One issue is that this definitely could explode. We could create a lot more convenience constructors here.

I see your point here. But then again I wonder if this would do the package any kind of harm in terms of performance or if this would just mean a bunch of rather boring work.


What I'm wondering about is if we should just have simplified front end overall.

interpolation(x, y, type= :linear)
interpolation(x, y, type= :akima_monotonic)
interpolation(x, y, type= :akima_monotonic, extrapolation = :throw)

While this is not going to be very type stable, maybe something like this would be preferable to creating a bunch of different methods.

That looks like a really nice approach, too. Obviously, that would also make it more convenient for programmers and we would get rid of that rather ugly current notation. I guess that in the end it might just be a matter of subjecitve taste. I would personally tend to vote for creating new methods, but that's probably just because I already got quite used to linear_interpolation and cubic_spline_interpolation 😂 Moreover I could not really help implementing your alternative by crating a PR unless someone showed me at least one example because I would not have any clue how to do it "correctly".

mkitti commented 1 year ago

Part of the issue is that using linear_interpolation and cubic_spline_interpolation is often very bad for performance because they include extrapolation. https://github.com/JuliaMath/Interpolations.jl/issues/462

The current interfaces emphasize type stability. Based on the input types and the method, we should be able to predict the output type.

What I proposed above is not necessarily type stable in isolation. However, constant propagation may be good enough at this point to curtail those issues. Consider the following example:

julia> struct A
           x::Int
           y::Float64
       end

julia> a = A(1,2.)
A(1, 2.0)

julia> @code_warntype getproperty(a, :x)
MethodInstance for getproperty(::A, ::Symbol)
  from getproperty(x, f::Symbol) in Base at Base.jl:42
Arguments
  #self#::Core.Const(getproperty)
  x::A
  f::Symbol
Body::Union{Float64, Int64}
1 ─      nothing
│   %2 = Base.getfield(x, f)::Union{Float64, Int64}
└──      return %2

julia> f(s) = getproperty(s, :x)
f (generic function with 1 method)

julia> @code_warntype f(a)
MethodInstance for f(::A)
  from f(s) in Main at REPL[6]:1
Arguments
  #self#::Core.Const(f)
  s::A
Body::Int64
1 ─ %1 = Main.getproperty(s, :x)::Int64
└──      return %1

In the first case, we see there is ambiguity, Union{Float64, Int64}, on what will be returned since the evaluation is for getproperty(::A, ::Symbol). In the second case, we see that constant propagation is correctly able to to determine that the return type should be Int64.

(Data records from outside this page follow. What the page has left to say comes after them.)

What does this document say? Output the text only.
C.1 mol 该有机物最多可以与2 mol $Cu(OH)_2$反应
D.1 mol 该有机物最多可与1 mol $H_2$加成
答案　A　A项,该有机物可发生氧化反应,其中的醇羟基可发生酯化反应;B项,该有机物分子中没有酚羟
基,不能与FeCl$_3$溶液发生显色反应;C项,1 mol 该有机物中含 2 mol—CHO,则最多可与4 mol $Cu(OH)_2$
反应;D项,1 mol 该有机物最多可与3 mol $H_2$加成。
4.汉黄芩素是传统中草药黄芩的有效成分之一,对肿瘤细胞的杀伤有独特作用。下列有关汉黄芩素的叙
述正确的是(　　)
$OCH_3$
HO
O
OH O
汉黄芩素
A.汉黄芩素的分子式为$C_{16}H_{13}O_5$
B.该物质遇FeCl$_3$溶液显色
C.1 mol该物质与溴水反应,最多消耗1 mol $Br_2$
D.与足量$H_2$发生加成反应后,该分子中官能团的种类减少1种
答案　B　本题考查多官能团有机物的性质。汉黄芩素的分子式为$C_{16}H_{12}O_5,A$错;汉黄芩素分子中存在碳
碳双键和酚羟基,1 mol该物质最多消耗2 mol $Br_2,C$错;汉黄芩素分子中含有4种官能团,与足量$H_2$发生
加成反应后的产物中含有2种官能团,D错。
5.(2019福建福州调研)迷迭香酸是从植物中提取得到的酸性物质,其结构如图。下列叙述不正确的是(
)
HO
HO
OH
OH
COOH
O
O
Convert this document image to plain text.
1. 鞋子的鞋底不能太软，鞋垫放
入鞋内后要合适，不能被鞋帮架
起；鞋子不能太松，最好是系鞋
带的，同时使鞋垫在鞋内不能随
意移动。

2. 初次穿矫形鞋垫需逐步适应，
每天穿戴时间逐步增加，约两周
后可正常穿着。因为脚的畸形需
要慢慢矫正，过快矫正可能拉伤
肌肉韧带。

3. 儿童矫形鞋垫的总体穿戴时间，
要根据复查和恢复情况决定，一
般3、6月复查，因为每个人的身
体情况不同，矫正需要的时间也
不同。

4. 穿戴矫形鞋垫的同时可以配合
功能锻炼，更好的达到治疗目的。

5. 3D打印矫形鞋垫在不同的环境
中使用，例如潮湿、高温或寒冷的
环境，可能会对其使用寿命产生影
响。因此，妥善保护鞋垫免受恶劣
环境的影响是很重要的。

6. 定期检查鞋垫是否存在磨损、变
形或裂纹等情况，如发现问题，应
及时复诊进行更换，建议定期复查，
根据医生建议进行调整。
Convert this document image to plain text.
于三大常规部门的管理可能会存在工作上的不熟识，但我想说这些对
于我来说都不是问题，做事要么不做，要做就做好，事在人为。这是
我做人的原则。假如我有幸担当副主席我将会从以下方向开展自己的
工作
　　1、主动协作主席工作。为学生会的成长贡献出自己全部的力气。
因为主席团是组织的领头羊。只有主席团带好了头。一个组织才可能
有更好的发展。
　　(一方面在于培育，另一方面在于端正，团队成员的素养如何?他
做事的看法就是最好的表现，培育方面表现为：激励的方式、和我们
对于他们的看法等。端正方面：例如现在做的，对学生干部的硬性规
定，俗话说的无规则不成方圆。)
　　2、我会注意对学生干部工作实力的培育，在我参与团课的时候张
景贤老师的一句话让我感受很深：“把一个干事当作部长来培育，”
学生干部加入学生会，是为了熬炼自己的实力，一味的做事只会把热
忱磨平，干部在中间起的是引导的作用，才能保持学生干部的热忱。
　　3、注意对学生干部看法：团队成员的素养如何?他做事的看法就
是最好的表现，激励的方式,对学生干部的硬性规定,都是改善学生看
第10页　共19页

wg030 commented 1 year ago

These technical details are very interesting. If performance and type stabilty matter that much than I guess I must admit that this issue of unconvenient notation is much harder to solve than I expected. I might have a deeper look into that if when I have more time. For now I guess I will discard the original plan of introducting akima_spline(x, y) and so on since that does not look like the best solution here.